Der Erwerb eines land- oder forstwirtschaftlich genutzten Grundstücks durch einen Landwirt, wenn folgende Voraussetzungen sämtlich gegeben sind:
Der Wert der Gegenleistung darf 1.000 Deutsche Mark nicht übersteigen;
der Grundstückserwerber muß im Hauptberuf Landwirt sein oder dem Personenkreis im Sinne des § 35 BVFG (Anm.: Bundesvertriebenengesetz) angehören;
das erworbene Grundstück muß auch weiterhin land- oder forstwirtschaftlichen Zwecken dienen;
der Wirtschaftswert (ß 5 Ziff. 2 der Durchführungsverordnung zum Bewertungsgesetz vom 2. Februar 1935, RGBl.

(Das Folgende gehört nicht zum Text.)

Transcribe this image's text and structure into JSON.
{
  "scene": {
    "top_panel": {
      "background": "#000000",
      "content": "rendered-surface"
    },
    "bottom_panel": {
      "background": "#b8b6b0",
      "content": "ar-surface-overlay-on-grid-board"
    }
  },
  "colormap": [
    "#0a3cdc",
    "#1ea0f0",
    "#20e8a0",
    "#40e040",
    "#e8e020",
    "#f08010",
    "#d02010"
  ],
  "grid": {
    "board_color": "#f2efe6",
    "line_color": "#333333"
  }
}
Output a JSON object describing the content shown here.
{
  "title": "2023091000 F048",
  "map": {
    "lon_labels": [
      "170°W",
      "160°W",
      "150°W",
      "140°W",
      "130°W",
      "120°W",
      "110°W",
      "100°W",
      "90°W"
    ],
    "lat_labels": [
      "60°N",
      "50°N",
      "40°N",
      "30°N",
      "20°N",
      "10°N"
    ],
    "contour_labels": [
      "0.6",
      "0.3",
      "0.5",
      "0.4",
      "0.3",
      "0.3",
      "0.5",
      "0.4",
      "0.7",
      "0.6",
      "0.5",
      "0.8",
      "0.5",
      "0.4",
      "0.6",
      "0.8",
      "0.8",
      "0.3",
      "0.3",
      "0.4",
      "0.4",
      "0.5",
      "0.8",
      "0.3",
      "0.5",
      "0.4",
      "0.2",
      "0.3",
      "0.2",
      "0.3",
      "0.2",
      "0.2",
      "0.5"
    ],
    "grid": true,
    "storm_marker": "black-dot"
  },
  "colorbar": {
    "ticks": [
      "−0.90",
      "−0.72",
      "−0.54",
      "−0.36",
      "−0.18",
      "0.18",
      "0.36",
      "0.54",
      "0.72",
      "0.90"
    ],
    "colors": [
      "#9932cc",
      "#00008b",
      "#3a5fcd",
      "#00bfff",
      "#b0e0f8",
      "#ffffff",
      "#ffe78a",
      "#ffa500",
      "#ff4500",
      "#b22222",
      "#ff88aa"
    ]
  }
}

I S. 81, in der Fassung der Verordnung zur änderung der Durchführungsverordnung zum Bewertungsgesetz vom 10. April 1954, BGBl. I S. 83) des landwirtschaftlichen Betriebs, zu dem das Grundstück hinzuerworben wird, darf 15.000 Deutsche Mark nicht übersteigen.
....." Das Finanzamt hat es abgelehnt, die bezeichnete Befreiungsvorschrift anzuwenden, und den Bf. zur Grunderwerbsteuer herangezogen.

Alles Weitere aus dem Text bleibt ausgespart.